Photo Credit: Katexic Clippings Newsletter

It certainly isn’t the longest trek in the world, but it is perhaps the most dangerous. High in the Andalusian Mountains, el Caminito del Rey is a hot destination for adrenaline junkies. Do you like living on the edge? Can you dance with danger? You might have what it takes. But you’ll never know until you try…

The treacherous 1.9-mile hike has killed many, but nevertheless, visitors flock here to follow the “King’s Little Path” and test their grit doing something most would never dare in their most demented dreams. The path zigzags over the Garganta del Chorro gorge, hugging the precipitous cliff face 350-feet above the Guadalhorce River that carved out the narrow stone corridor.

"Caminito del Rey" by Gabi via Flickr Creative Commons

History and Reputation

Construction of the path started in 1901 and finished four years later in 1905. Originally used by brave workers to get to and from a hydroelectric dam that rested on the river below, the path allowed them to carry materials and run routine maintenance checks on the channel. It was inaugurated by King Alfonso XIII when he walked across it in 1921 (thus the name), and for many years served as a footpath for workers and locals from the nearby village.

"Caminito del Rey" by Gabi via Flickr Creative Commons

Years later, Camino del Rey fell into disrepair and eventually became a place for thrill seekers to test their grit on the decaying infrastructure. Adrenaline junkies and rock climbers would tiptoe over holes and sharp edges, past entire missing sections, balancing on rusty bars hanging over the massive drop. It was dangerous to say the least. In 2000, four thrill seekers plummeted to their death, resulting in an absolute closure that lasted for over a decade (although it was hardly the first incident).

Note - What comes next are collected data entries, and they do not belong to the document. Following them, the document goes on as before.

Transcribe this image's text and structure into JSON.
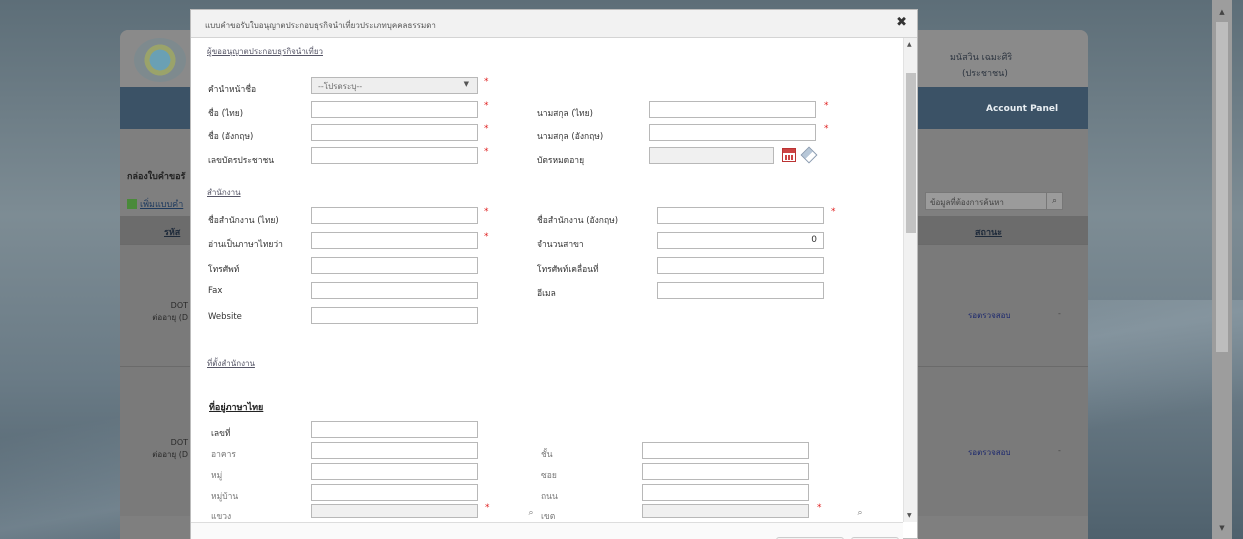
{
  "background": {
    "user_name": "มนัสวิน เฉมะศิริ",
    "user_role": "(ประชาชน)",
    "account_panel": "Account Panel",
    "sidebar_title": "กล่องใบคำขอรั",
    "add_link": "เพิ่มแบบคำ",
    "search_placeholder": "ข้อมูลที่ต้องการค้นหา",
    "col_left": "รหัส",
    "col_status": "สถานะ",
    "rows": [
      {
        "code": "DOT",
        "sub": "ต่ออายุ (D",
        "status": "รอตรวจสอบ",
        "dash": "-"
      },
      {
        "code": "DOT",
        "sub": "ต่ออายุ (D",
        "status": "รอตรวจสอบ",
        "dash": "-"
      }
    ]
  },
  "modal": {
    "title": "แบบคำขอรับใบอนุญาตประกอบธุรกิจนำเที่ยวประเภทบุคคลธรรมดา",
    "close_icon": "x-icon",
    "section_applicant": "ผู้ขออนุญาตประกอบธุรกิจนำเที่ยว",
    "section_office": "สำนักงาน",
    "section_address": "ที่ตั้งสำนักงาน",
    "section_thai_address": "ที่อยู่ภาษาไทย",
    "fields": {
      "prefix_label": "คำนำหน้าชื่อ",
      "prefix_value": "--โปรดระบุ--",
      "first_th": "ชื่อ (ไทย)",
      "last_th": "นามสกุล (ไทย)",
      "first_en": "ชื่อ (อังกฤษ)",
      "last_en": "นามสกุล (อังกฤษ)",
      "id_card": "เลขบัตรประชาชน",
      "expire": "บัตรหมดอายุ",
      "office_th": "ชื่อสำนักงาน (ไทย)",
      "office_en": "ชื่อสำนักงาน (อังกฤษ)",
      "reading": "อ่านเป็นภาษาไทยว่า",
      "branch_count": "จำนวนสาขา",
      "branch_count_value": "0",
      "phone": "โทรศัพท์",
      "mobile": "โทรศัพท์เคลื่อนที่",
      "fax": "Fax",
      "email": "อีเมล",
      "website": "Website",
      "house_no": "เลขที่",
      "building": "อาคาร",
      "floor": "ชั้น",
      "moo": "หมู่",
      "soi": "ซอย",
      "village": "หมู่บ้าน",
      "road": "ถนน",
      "subdistrict": "แขวง",
      "district": "เขต"
    },
    "required_mark": "*"
  }
}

"Caminito del Rey" by Gabi via Flickr Creative Commons

Reopened to the Public

Fifteen years and $6 million later, the Caminito del Rey is finally reopen to the public, but it will never be quite the same. Today, visitors are required to wear hard helmets and walk along well maintained, recently constructed pathways suspended where the original path used to be. The experience comes with a small fee (~$10-15) and you have to reserve your place in advance as only 600 people are allowed to visit per day.

Photo Credit: Isa Ruiz

The Route

It is only 1.9-miles long, so don’t worry about bringing your heavy backpacking gear. In fact, the only necessary items are clothes, sturdy shoes, and a helmet. Besides that you can travel light - although a camera is highly recommended. The Andalusian mountains that surround the gorge are absolutely stunning, and filled with orange trees. The water below shimmers turquoise, and the rock walls of the canyon are an incredible sight to behold.

Photo Credit: Isa Ruiz

How Safe Is It?

The route still clings to sheer cliff faces, wrapping around corners and spanning gaps that would otherwise be totally un-traversable. Brand new wooden boards make up the pathway, and the entire trail is lined with a chain link railing to prevent anyone from slipping over the edge. All things considered, the trail is pretty safe compared to what it was just 16 years ago. So safe in fact, that families and couples do it just to get their vacation adrenaline kick, before retreating back to the ground to bask in the southern Spanish sun while sipping fresh Andalusian wine.